Turkey hopes $7.2 billion gas bill cut with nukes

Turkey hopes $7.2 billion gas bill cut with nukes

ISTANBUL - Anatolia News Agency
Turkey hopes $7.2 billion gas bill cut with nukes

This file photo shows a general view of Bulgaria's only nuclear power plant near the town of Kozloduy. AFP photo

Turkey plans to cut $7.2 billion from its annual natural gas bill after the planned nuclear plants are online in the next decade.

“Our power needs will double in the next decade. Now we have been importing 72 percent of our energy needs, but we will not need to import one-third of our current natural gas imports when our nuclear plants are online, saving $7.2 billion annually,” Prime Minister Recep Tayyip Erdoğan said.
Turkey’s power consumption has doubled in the last decade, having been increased from 130 billion kWh to 240 billion kWh.

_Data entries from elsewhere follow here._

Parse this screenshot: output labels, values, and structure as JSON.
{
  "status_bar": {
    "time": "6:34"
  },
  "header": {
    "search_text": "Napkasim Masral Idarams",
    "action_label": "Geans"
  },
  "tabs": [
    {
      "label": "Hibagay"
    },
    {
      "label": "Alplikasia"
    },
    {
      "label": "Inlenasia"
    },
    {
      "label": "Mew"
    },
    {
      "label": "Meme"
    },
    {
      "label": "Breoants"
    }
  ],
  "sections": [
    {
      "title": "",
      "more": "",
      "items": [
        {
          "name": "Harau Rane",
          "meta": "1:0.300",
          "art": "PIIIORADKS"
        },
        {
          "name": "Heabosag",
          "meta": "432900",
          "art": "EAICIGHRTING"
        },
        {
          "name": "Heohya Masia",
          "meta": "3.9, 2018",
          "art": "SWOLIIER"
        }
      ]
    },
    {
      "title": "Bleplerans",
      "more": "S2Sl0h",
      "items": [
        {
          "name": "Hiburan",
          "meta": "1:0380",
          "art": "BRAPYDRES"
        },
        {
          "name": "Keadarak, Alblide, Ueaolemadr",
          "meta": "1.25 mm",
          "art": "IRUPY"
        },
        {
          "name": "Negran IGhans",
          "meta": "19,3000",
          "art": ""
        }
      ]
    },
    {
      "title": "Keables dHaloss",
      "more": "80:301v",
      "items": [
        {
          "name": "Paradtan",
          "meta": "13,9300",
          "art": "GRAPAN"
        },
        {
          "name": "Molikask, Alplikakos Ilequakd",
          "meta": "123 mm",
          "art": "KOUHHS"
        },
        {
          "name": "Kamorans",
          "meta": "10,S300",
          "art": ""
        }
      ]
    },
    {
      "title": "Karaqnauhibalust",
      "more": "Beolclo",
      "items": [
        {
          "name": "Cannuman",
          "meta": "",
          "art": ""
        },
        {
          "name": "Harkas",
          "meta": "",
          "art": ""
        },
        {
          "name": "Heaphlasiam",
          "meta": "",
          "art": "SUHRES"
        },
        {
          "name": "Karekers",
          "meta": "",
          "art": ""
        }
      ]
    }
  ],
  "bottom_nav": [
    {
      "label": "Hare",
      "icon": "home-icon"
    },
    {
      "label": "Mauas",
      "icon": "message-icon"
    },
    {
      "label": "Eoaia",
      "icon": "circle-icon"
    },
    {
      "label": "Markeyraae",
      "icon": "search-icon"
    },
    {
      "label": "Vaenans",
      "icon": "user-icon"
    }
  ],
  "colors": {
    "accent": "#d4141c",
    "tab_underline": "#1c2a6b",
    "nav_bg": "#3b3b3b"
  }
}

Turkey’s nuclear power strategy constitutes one of the basics of its long-term strategy to decrease its energy dependence. Turkey aims to build a local nuclear industry over the next decade as it seeks to cut reliance on costly imported oil and gas, although Turkey outsourced its first two atomic power plants to foreign firms.

“Maybe we will build our third nuclear plant with our local [human] resources. We have already started to train our engineers and other workforce in this regard,” Erdoğan said during the opening ceremony of an event organized by the Ministry of Industry in Istanbul yesterday.

Turkey made a $22 billion deal with a Japanese-French consortium to build its second nuclear power plant in the Black Sea province of Sinop last week. The construction of the first nuclear plant was handed to a Russian company, Rosatom, which plans to begin operations in Mersin-Akkuyu by 2019.

Safety risks considered

According to the latest nuclear plant agreement, Japan promises to set up Turkish vocational colleges and universities to provide nuclear training. Under the deal with Rosatom, 100 students each year are to be trained in Russia. The program has attracted over 5,000 applications for the positions this year.

Many governments around the world have started to rethink their nuclear strategies after the Fukushima disaster in Japan two years ago. Of the 63 nuclear power plants currently being built worldwide, 39 are being built in non-OECD countries, including 26 in China, 10 in Russia and seven in India, according to the World Energy Outlook 2012 report by the World Energy Council.

“Safety measures will be applied at maximum levels, considering the lessons from unfortunate nuclear plant accidents, lately in Fukushima,” Erdoğan noted. He said there was always a risk, even if it is one in a million, with such projects but such risks can be minimized using scientific breakthroughs and the latest technologies.